Acercamiento a los diseños epidemiológicos de cohorte

2004 
In neurological cohort studies participants are those who are «at risk» of developing the outcome (i.e., stroke, dementia, parkinsonism) and should be free of such event when their follow-up is begun. They are classified and controlled at the outset by their risk or «exposition» factors. There are several alternatives of selecting the study population, although the most known are those of the large population bases (for example, Framingham Heart Study, the Rochester MN, etc.). There should be standardized procedures of classification and follow-up and the investigator who makes the diagnosis should be blinded to the exposure status, when it is possible. In cohort studies, we will consider several frequency measures, such as incidence and risk, and the most frequent association measures, such as relative risk, risk difference, and rate ratio.
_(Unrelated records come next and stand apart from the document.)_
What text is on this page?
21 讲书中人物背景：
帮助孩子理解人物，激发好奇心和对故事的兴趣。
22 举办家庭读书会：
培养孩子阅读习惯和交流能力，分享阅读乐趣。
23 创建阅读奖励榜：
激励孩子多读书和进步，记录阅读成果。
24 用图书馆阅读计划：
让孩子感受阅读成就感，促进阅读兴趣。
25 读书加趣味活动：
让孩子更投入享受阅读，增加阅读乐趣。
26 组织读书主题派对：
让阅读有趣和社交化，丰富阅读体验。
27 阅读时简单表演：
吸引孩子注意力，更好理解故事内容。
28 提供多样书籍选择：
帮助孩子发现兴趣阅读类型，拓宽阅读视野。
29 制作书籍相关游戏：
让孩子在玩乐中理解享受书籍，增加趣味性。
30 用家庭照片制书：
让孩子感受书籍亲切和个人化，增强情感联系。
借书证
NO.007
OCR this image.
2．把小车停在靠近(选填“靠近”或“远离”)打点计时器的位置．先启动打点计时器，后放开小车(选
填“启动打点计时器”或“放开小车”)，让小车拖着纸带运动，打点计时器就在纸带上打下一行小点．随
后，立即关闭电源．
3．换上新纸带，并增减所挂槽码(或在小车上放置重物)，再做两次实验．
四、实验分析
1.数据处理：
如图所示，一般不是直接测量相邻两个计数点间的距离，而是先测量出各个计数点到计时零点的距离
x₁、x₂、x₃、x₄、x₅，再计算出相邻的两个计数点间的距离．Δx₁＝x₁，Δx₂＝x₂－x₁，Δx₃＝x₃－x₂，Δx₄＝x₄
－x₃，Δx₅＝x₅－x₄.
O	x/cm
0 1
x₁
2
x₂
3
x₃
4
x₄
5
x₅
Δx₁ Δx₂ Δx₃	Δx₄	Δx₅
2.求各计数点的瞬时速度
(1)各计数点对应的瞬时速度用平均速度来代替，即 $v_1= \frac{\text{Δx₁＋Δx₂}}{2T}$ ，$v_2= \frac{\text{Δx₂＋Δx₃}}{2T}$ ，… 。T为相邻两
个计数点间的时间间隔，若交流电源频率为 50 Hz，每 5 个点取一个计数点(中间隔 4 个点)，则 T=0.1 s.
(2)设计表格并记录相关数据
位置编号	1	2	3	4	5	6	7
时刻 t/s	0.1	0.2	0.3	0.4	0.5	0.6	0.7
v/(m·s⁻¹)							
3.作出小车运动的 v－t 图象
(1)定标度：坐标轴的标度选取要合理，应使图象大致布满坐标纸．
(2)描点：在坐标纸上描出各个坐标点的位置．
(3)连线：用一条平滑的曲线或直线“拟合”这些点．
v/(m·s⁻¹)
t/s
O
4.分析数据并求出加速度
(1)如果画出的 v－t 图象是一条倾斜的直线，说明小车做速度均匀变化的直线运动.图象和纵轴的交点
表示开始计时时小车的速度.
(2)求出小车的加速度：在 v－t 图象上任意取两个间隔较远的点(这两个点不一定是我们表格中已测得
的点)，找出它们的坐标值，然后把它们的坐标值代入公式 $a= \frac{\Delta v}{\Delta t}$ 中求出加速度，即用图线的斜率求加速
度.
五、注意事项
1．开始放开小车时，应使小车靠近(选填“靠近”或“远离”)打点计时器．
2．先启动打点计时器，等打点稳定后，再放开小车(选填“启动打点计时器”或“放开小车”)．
The advantages of a cohort study in neurology are: a) the exposure is known to occur prior to the onset of the outcome and is measured prior to the occurrence of the outcome, b) multiple exposures and outcomes (end-points) can be studied simultaneously, and they usually have good control, c) it is good for rare exposures (if there was adequate sampling), and it is good for common outcomes. The disadvantages of a cohort studies are: a) they are expensive and time-consuming; b) possibility of change in investigators for very long studies, or attrition of participants; c) not good for rare outcomes; d) exposures can change, exposures are not independent of other potential causes and prognostic factors, and e) knowledge of exposure may alter surveillance for the disease or alter the likelihood that a particular diagnostic label will be applied. It is useful for the clinical neurologist to know and to understand these terminology and concepts.